Évian-les-Bains. Bundestrainer Joachim Löw lächelt Kritik weg und demonstriert glaubhaft Gelassenheit. Den Weltmeister bringt offenbar nichts mehr aus der Ruhe.
Es hat eine Verwandlung stattgefunden. Wann genau sie begann, und ob darin nicht auch eine Gefahr steckt, das konnte bisher noch nicht abschließend ermittelt werden. Nur dass da oben auf den Bühnen der diversen Pressekonferenzen bei der EM jetzt ein Mann sitzt, der zwar immer noch so aussieht wie Joachim Löw, aber längst nicht mehr so klingt. Das ist seit Beginn des Turniers nicht zu übersehen. Eine Metamorphose kann man das nennen. Und sie hat dazu geführt, dass in Frankreich sehr viel gelacht wird.

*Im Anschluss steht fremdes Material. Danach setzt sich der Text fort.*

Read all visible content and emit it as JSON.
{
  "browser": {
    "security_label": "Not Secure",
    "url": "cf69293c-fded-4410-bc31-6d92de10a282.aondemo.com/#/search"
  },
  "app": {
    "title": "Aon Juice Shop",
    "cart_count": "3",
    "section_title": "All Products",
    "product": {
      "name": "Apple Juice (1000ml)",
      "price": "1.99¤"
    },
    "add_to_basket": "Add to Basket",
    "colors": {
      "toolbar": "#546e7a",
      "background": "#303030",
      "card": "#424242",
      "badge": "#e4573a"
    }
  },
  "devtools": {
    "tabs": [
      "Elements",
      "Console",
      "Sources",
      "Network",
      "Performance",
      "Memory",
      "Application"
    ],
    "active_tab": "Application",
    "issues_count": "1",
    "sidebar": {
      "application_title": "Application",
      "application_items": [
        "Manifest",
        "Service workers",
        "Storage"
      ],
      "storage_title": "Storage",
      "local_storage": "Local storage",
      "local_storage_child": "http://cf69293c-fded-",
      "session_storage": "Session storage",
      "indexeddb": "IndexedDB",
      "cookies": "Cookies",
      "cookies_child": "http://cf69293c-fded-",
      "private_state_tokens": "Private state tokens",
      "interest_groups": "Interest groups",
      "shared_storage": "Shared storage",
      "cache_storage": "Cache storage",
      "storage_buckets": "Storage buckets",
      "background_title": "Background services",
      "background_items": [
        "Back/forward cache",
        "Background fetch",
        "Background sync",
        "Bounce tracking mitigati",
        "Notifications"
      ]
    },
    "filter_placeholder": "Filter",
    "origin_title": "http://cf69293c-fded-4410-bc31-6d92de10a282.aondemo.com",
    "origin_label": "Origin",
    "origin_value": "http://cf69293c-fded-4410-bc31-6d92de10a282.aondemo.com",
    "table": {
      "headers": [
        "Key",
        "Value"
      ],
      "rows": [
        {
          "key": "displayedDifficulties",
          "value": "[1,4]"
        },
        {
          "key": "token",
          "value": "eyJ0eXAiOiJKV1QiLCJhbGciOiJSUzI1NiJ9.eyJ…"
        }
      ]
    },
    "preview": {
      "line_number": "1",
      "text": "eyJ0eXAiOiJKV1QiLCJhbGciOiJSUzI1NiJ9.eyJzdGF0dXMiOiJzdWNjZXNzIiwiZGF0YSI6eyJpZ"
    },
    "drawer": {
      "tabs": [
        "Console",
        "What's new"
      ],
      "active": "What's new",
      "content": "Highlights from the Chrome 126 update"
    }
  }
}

Das läuft dann so wie am Sonnabend, zwei Tage nach dem ernüchternden 0:0 der deutschen Nationalelf gegen Polen, das viele in der Heimat keineswegs zum Lachen fanden. Da saß Löw auf der Pressekonferenz und beantwortete 43 Minuten lang Fragen. Zum Beispiel ob ihn die Schärfe der Kritik überrasche, die viele Medien und – besonders scharf – der Veteran Michael Ballack vorgetragen hatten (der Elf fehle Persönlichkeit und Charakter). Der Bundestrainer antwortete: „Das zaubert mir ein Lächeln ins Gesicht. Die Debatte über Führungsspieler gab es schon 2014. Dann sind wir Weltmeister geworden, und plötzlich waren all die Kritisierten die großartigen Leader in der Mannschaft. Und jetzt spielen wir einmal 0:0, und die Diskussion kommt wieder?“ Großes Gelächter im Saal.
Kritik wird weggelächelt
Aber Löw hat die aufkommende Kritik an ihm und seiner Elf nicht nur weggelächelt. Ihr hatte er nach der Rückkehr aus Paris in einer Analyse des Polen-Spiels die offensiven Defizite vorgeführt, bevor er ihr den Sonnabend frei gab, „um mal den Kopf frei zu kriegen“. Der 56-Jährige reagierte so, wie er bisher auf alles reagiert hat, was ihm seit Beginn der EM-Vorbereitung begegnet ist: mit einer demonstrativen Gelassenheit, die in seinem Repertoire bei den Turnieren zuvor so nicht zu finden war.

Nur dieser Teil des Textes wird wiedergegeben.